The first exascale systems will arrive in the United States in 2021. Other systems will follow with even higher computing and data analytics capabilities. At these scales, faults are frequent, and their consequences (errors) can lead to execution failure (the application crashes) or even worse: incorrect results (due to corruptions). Although generic and optimized techniques exist to tolerate failures and corruptions, the resources available on extreme-scale systems are limited and devoted mainly to the computation. Only a small portion of these resources can be used for fault tolerance. In such a scarce environment, innovative fault tolerance approaches are needed that are effective but also optimized for limited resource consumption.

In the course of the LDRD Paris project, we have developed new effective and low-overhead fault tolerance techniques by focusing on the scientific data computed by the applications. We have developed a series of silent data corruption detectors that are capable of detecting 99% of significant corruptions, imposing only 5% computational overhead on the application. These results are to be compared with the 100% (or more) overhead needed by the classic corruption detection technique (replication). We have also developed a series of lossy compression algorithms that can reduce scientific data sets by factors of 5x or even by orders of magnitude while respecting a user-defined pointwise accuracy. Such compression algorithms can reduce checkpoint time by 20x.

Our results in the two main areas of fault tolerance for scientific computing show that exploiting knowledge from data is an important source of performance improvements for scientific applications. The LDRD Paris project had numerous impacts in research (including a follow-up NSF project and extensions that are under way by several teams worldwide: PNNL, Barcelona Supercomputing Center, IIT, ENS-Lyon) and development (the compressor is part of the DOE-NNSA Exascale Computing Project).
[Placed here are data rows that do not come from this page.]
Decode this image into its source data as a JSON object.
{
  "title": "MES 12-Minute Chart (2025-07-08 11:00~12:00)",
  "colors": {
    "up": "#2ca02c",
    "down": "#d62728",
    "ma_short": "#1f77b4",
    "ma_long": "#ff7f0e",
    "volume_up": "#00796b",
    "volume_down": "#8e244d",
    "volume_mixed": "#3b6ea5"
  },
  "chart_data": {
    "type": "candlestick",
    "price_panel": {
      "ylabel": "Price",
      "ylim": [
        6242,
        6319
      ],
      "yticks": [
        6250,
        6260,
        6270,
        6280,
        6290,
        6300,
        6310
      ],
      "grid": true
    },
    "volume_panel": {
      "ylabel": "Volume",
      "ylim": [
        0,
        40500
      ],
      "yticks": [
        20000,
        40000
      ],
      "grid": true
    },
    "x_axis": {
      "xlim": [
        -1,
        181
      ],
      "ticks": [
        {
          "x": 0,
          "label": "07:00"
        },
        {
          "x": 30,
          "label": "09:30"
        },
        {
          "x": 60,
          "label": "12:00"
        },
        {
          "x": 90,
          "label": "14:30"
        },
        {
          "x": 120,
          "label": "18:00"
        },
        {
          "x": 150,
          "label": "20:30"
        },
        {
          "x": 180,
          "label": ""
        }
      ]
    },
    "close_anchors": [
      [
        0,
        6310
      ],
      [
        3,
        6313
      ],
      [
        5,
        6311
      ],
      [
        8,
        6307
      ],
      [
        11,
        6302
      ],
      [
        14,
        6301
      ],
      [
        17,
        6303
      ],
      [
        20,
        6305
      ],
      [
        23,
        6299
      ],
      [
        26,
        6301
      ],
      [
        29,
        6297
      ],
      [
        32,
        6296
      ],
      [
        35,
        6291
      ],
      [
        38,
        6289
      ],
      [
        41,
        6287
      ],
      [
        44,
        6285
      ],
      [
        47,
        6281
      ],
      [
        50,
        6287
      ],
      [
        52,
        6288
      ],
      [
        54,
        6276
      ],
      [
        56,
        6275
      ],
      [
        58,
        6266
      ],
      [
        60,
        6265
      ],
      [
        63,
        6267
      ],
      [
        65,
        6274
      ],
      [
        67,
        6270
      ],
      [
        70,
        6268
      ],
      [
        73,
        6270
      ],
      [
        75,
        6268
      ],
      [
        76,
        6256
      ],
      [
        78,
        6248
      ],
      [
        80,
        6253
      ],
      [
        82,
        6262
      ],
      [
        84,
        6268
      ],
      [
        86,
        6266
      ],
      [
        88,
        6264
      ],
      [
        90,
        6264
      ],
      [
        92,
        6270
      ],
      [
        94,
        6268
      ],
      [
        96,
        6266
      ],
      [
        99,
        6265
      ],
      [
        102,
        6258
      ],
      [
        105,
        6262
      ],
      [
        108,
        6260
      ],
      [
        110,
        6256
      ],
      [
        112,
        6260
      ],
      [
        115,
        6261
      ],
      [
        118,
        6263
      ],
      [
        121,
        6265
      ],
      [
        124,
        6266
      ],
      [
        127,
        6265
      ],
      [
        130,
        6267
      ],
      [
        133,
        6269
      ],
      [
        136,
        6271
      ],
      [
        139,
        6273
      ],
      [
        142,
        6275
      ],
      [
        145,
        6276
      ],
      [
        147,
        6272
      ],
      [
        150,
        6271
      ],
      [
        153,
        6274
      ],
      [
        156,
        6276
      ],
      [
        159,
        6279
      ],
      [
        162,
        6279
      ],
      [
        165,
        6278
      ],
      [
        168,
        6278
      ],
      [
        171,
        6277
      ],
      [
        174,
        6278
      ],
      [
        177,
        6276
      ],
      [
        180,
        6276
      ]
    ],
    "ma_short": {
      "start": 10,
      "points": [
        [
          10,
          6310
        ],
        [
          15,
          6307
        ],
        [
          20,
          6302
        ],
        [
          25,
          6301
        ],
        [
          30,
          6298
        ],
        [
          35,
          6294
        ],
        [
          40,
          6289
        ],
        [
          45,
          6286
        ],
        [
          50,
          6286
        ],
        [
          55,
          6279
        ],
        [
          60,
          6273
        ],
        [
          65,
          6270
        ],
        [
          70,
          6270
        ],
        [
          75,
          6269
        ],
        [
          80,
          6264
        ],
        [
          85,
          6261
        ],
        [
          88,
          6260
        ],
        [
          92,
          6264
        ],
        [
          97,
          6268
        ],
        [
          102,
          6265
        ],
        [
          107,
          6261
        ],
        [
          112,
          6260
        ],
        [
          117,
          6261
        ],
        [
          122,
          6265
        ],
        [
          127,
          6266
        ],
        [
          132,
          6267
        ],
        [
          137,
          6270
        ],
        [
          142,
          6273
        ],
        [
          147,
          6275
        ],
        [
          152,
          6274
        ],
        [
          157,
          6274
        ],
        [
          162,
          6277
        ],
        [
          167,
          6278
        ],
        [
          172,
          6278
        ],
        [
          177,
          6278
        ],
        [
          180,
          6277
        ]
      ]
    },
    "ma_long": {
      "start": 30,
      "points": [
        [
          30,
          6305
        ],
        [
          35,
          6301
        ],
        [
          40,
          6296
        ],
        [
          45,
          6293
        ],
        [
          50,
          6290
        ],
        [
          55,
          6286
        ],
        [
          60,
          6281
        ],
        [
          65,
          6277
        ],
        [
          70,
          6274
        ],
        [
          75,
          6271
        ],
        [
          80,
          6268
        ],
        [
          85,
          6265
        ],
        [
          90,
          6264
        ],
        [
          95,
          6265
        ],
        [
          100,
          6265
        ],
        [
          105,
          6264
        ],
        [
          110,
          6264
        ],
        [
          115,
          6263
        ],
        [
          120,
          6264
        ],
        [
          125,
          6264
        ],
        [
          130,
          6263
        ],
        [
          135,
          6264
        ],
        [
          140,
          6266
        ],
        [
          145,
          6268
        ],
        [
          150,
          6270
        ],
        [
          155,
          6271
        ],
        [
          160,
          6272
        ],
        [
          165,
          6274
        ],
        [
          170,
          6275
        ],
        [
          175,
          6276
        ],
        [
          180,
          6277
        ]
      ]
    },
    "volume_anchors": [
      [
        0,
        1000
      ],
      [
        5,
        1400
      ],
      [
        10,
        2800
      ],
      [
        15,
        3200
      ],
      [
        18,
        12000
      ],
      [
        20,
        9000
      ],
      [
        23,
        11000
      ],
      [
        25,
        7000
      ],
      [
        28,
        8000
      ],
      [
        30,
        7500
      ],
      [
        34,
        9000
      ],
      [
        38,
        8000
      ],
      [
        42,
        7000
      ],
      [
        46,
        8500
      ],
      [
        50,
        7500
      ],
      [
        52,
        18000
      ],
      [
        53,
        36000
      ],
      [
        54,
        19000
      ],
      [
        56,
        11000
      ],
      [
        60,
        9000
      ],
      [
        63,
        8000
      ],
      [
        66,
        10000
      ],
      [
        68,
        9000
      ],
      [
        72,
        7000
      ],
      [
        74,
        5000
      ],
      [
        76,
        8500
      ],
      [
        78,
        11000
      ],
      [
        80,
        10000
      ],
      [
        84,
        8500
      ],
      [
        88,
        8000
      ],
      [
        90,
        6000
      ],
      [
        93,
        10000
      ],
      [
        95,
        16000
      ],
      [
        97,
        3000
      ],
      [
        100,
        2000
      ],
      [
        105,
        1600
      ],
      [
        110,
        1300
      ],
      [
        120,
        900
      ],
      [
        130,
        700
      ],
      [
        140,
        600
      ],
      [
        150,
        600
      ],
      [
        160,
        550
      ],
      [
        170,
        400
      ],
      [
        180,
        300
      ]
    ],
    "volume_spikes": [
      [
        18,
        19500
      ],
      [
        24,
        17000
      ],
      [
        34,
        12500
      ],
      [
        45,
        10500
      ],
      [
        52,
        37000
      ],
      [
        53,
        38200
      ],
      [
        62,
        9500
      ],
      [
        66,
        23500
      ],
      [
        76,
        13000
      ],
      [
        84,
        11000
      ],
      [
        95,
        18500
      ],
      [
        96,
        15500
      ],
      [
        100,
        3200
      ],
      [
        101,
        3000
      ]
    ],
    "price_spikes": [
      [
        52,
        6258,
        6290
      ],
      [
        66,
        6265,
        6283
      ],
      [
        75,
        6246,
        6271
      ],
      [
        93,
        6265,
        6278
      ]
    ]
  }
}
Speakers Bio: Franck is senior computer scientist at Argonne National Laboratory and adjunct associate professor in the department of computer science at University of Illinois at Urbana Champaign. He is the director of the Joint-Laboratory on Extreme Scale Computing gathering six of the leading high performance computing institutions in the world: Argonne National Laboratory (ANL), National Center for Scientific Applications (NCSA), Inria, Barcelona Supercomputing Center (BSC), Julich Supercomputing center (JSC) and Riken AICS. Franck is an expert in resilience and fault tolerance for scientific computing and data analytics. Recently he started investigating lossy compression for scientific datasets to respond to the pressing needs of scientist performing large scale simulations and experiments. Franck is member of the editorial board of IEEE Transactions on Parallel and Distributed Computing and of the ACM HPDC and IEEE CCGRID steering committees. He is fellow of the IEEE.